La sombra de la Tierra ha cubierto esta madrugada el 93 % del satélite apenas dieciséis días después del histórico eclipse total de Sol
28/08/2026 Actualizado a las 09:06h.
Miranda dormía mientras la sombra de la Tierra, poco a poco, se adueñaba de la Luna. Pasadas las seis de la mañana, las calles permanecían casi desiertas y solo rompían la quietud quienes comenzaban la jornada laboral o regresaban a casa después de haber alargado una tarde de jueves de pintxopote. En efecto, el eclipse parcial de Luna de este viernes no ha conseguido despertar a una ciudad que, en las lindes del amanecer, permanecía prácticamente desierta; pero sí ha logrado sorprender a quienes, finalmente, se han acordado de mirar al el cielo.
«Ostras, si hoy era el eclipse de Luna, ¿no?». La pregunta servía al alba para refrescar la memoria de algún que otro madrugador. «Es verdad», confirmaban otros antes de levantar la cabeza y encontrarse con una imagen bastante distinta a la habitual. A esa hora, la sombra de la Tierra cubría prácticamente todo el disco lunar, todavía reconocible pese a mostrarse mucho más oscuro, bajo una tonalidad grisácea. Solo una pequeña franja luminosa brillaba sobre el cielo mirandés dibujando una finísima media luna en la bóveda celeste.
Nada que ver, al menos en cuanto a expectación, con lo ocurrido apenas dieciséis días antes. El eclipse total de Sol del 12 de agosto vació el callejero de la ciudad para llenar La Picota, las canteras y otros puntos elevados de la ciudad. Esta vez las calles también estaban vacías, aunque por un motivo bastante más cotidiano, pues no dejaban de ser las seis de la mañana de un viernes, para muchos, laboral.
El 93% de la Luna, bajo la sombra terrestreNo se trataba esta vez de un eclipse total. Según los datos del Instituto Geográfico Nacional (IGN), el de esta madrugada ha sido un eclipse parcial de Luna que ha alcanzado una magnitud de 0,93. Así pues, la umbra, la parte más oscura de la sombra que proyecta la Tierra, ha llegado a cubrir prácticamente todo el diámetro del satélite.

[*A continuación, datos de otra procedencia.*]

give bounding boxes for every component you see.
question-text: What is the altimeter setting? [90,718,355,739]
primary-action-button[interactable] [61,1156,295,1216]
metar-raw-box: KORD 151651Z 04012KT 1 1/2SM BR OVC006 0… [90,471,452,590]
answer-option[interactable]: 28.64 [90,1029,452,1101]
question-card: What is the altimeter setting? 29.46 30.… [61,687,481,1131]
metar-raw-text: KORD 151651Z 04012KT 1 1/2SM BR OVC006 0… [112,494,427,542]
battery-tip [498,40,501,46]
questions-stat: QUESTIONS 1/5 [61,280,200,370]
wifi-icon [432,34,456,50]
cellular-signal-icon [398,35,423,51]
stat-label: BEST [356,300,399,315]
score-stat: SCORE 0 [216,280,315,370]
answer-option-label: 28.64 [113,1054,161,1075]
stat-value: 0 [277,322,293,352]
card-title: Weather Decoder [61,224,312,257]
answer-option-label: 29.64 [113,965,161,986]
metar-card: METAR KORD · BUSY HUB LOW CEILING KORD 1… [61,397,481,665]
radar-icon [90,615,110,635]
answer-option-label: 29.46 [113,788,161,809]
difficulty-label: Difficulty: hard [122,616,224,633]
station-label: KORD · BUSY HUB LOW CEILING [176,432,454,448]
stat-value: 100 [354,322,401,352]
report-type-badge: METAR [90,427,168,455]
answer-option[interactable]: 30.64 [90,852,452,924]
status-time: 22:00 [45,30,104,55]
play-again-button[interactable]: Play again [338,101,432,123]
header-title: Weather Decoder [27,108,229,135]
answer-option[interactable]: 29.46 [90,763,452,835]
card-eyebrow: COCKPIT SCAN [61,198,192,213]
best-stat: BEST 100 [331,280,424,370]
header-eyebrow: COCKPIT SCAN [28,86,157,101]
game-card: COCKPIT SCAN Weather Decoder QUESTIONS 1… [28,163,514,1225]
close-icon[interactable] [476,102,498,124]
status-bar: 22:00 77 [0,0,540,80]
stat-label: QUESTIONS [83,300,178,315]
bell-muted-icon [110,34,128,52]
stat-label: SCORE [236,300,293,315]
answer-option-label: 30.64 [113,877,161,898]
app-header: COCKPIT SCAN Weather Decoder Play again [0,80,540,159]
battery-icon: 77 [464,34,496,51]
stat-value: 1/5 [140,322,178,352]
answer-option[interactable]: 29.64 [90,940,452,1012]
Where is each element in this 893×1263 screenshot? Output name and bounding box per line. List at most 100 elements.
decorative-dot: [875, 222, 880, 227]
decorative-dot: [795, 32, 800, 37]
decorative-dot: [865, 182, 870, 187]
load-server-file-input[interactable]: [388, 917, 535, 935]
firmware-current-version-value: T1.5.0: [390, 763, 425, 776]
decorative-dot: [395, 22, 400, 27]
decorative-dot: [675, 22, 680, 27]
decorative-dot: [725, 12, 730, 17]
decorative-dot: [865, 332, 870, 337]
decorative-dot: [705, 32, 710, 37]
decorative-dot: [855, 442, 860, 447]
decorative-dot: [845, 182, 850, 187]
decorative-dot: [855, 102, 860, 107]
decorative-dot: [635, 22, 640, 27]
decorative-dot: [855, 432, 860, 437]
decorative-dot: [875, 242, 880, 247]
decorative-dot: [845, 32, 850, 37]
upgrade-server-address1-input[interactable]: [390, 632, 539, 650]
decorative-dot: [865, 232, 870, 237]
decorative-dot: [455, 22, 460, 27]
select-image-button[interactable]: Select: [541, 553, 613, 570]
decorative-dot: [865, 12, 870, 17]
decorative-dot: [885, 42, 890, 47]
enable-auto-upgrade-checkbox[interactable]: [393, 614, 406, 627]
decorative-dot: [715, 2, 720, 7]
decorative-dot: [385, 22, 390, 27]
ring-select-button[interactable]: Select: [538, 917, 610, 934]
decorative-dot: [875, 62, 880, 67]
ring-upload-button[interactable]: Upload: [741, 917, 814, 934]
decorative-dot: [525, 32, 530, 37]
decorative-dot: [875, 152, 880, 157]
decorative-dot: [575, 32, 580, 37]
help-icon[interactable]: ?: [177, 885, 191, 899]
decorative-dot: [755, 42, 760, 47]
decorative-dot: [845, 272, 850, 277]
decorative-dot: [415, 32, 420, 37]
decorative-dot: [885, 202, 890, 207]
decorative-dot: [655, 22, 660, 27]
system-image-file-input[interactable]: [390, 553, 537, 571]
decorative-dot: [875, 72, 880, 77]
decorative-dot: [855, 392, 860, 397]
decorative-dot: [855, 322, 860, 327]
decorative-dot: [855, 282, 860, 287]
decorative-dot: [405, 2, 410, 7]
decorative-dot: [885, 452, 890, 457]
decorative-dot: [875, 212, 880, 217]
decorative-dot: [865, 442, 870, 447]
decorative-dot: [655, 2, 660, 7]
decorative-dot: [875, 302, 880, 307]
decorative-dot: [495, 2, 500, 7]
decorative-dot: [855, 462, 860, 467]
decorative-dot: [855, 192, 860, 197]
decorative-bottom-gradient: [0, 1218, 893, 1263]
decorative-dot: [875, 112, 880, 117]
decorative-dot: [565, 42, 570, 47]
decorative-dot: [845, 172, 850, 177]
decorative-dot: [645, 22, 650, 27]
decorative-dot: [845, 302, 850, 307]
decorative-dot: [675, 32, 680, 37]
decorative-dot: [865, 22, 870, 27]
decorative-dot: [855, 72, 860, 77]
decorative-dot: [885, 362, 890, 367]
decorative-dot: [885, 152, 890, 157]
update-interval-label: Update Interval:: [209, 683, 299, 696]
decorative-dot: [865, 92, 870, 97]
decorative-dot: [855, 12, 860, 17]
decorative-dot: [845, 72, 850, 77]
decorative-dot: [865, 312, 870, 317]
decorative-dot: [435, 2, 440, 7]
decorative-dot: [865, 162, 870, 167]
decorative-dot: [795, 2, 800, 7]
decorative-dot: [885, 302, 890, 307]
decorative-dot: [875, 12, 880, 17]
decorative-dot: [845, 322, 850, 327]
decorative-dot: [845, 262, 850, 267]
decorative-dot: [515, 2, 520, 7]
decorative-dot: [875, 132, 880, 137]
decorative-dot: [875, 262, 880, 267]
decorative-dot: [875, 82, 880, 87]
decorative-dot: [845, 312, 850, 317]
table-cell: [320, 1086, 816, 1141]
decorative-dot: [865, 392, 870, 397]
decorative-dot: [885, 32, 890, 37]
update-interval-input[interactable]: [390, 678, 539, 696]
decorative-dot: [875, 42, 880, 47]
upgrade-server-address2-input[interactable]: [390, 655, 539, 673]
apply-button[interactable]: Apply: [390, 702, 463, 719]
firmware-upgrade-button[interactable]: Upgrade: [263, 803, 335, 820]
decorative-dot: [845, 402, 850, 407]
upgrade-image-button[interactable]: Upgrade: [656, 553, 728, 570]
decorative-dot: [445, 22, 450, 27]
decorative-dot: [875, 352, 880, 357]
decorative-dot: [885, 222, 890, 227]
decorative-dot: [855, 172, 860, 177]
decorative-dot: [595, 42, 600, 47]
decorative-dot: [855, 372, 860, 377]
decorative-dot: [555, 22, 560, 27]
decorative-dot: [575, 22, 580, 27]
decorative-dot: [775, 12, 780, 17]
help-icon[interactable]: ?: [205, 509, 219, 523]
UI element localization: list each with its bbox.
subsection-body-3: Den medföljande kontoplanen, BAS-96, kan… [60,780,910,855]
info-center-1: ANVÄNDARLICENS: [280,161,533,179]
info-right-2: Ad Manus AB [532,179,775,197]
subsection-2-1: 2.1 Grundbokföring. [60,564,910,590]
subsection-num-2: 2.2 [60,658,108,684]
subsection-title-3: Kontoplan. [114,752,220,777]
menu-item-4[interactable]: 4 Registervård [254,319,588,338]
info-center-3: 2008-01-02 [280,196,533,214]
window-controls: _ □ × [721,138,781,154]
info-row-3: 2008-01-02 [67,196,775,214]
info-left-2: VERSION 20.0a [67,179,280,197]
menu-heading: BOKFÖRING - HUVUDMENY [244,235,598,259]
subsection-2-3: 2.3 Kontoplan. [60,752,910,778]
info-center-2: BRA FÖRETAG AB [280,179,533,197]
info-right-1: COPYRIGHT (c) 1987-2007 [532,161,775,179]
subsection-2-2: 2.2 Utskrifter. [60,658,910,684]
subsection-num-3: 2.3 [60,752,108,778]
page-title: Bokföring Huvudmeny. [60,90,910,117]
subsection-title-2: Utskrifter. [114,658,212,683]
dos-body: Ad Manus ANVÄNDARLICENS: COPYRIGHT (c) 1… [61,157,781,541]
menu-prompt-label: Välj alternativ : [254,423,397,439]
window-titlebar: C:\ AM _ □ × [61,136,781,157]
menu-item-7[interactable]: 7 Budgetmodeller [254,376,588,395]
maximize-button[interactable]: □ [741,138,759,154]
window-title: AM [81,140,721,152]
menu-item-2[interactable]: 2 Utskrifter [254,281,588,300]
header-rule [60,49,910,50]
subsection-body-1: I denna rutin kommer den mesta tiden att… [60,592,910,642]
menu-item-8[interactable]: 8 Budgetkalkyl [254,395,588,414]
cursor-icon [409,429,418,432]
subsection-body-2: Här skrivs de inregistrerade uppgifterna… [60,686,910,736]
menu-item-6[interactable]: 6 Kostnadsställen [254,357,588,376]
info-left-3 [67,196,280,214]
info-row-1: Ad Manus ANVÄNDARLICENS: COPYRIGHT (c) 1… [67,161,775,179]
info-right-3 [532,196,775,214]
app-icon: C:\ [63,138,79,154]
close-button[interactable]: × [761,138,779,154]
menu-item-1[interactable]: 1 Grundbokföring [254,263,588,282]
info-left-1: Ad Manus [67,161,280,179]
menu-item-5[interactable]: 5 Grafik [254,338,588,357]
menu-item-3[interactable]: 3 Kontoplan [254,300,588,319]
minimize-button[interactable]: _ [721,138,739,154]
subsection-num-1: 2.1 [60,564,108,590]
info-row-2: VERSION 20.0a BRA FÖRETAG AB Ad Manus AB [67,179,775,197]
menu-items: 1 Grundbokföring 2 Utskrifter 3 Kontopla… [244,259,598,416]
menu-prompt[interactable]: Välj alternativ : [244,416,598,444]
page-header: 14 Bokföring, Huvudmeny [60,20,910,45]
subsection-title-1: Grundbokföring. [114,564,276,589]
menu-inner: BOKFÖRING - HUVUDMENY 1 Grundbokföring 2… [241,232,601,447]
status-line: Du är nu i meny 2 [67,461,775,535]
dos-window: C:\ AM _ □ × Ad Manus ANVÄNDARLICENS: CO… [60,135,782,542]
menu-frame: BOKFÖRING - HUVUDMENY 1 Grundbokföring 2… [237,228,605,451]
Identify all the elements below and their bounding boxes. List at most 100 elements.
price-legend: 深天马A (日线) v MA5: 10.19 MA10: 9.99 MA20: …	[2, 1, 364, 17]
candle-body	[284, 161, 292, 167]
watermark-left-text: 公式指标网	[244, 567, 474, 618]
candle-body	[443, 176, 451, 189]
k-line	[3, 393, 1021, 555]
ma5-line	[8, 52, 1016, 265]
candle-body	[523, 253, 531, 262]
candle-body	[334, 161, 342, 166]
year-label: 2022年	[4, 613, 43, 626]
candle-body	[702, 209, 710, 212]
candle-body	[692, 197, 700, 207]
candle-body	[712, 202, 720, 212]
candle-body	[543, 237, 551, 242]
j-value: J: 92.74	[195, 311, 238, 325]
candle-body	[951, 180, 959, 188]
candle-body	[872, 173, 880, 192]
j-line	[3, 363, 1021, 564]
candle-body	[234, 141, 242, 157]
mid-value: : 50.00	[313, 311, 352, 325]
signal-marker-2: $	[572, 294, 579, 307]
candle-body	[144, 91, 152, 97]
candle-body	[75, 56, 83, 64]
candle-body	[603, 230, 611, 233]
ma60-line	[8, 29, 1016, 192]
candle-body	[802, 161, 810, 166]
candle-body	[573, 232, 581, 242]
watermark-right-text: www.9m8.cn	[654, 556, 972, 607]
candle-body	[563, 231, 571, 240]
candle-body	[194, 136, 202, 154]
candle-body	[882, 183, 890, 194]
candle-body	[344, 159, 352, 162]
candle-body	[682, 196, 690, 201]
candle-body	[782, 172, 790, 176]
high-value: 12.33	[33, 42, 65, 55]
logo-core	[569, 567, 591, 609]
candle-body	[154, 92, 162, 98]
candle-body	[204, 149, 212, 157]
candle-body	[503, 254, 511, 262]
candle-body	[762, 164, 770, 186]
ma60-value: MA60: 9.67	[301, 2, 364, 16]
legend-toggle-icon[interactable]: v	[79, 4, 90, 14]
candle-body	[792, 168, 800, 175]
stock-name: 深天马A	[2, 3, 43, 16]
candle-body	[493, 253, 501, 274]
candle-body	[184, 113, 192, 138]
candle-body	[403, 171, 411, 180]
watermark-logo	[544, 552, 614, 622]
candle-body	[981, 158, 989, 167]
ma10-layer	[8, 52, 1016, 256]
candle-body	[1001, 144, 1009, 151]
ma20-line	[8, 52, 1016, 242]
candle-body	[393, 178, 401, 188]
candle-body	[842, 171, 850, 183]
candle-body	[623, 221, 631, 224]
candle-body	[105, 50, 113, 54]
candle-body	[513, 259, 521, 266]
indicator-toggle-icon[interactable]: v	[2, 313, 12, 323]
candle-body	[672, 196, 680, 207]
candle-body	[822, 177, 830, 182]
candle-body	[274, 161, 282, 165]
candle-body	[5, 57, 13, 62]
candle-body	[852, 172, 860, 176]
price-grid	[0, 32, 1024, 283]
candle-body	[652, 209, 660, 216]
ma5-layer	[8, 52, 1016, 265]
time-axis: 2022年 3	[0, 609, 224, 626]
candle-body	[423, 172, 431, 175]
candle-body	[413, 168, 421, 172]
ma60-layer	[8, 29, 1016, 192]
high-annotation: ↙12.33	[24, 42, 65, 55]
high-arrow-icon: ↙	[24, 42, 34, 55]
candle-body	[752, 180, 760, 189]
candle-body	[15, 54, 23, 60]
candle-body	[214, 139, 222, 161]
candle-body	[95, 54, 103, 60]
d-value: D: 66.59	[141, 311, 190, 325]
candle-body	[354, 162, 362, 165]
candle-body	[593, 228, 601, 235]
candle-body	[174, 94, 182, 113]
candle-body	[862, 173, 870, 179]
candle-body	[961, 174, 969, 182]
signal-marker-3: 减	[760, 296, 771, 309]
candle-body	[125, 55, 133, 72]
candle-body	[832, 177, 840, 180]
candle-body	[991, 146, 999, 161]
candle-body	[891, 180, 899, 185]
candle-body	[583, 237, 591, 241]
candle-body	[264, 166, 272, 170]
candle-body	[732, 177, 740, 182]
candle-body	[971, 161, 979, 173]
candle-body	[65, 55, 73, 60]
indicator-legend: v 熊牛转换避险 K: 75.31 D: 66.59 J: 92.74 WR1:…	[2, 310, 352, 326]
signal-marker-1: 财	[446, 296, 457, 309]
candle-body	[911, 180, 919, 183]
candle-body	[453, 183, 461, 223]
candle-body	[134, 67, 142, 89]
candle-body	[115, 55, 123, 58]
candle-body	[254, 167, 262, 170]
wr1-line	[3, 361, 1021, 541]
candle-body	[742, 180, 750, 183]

El máximo se ha producido en torno a las 06:12 horas, cuando apenas quedaba fuera de esa sombra una estrecha porción iluminada. Y, a diferencia de lo ocurrido con el eclipse solar, esta vez no hacían falta gafas ni filtros en tanto que los eclipses lunares pueden observarse directamente sin riesgo para la vista.

También son fenómenos bastante menos excepcionales desde un punto concreto del planeta. Mientras un eclipse total de Sol solo puede contemplarse desde una estrecha franja de la superficie terrestre y puede tardar décadas o siglos en repetirse sobre una misma ciudad, un eclipse lunar es visible simultáneamente desde buena parte del hemisferio nocturno. España, de hecho, ya pudo contemplar dos eclipses totales de Luna en 2025.
Quizás por eso, o simplemente por unas horas mucho menos amables, Miranda no se ha paralizado. El eclipse ha pasado mucho más desapercibido y ha encontrado a una Miranda prácticamente dormida. No obstante, dieciséis días después de hacer desaparecer el Sol sobre Miranda, la alineación de los astros ha logrado reclamar algunas miradas para regalar una grata sorpresa, previa a un viernes cualquiera.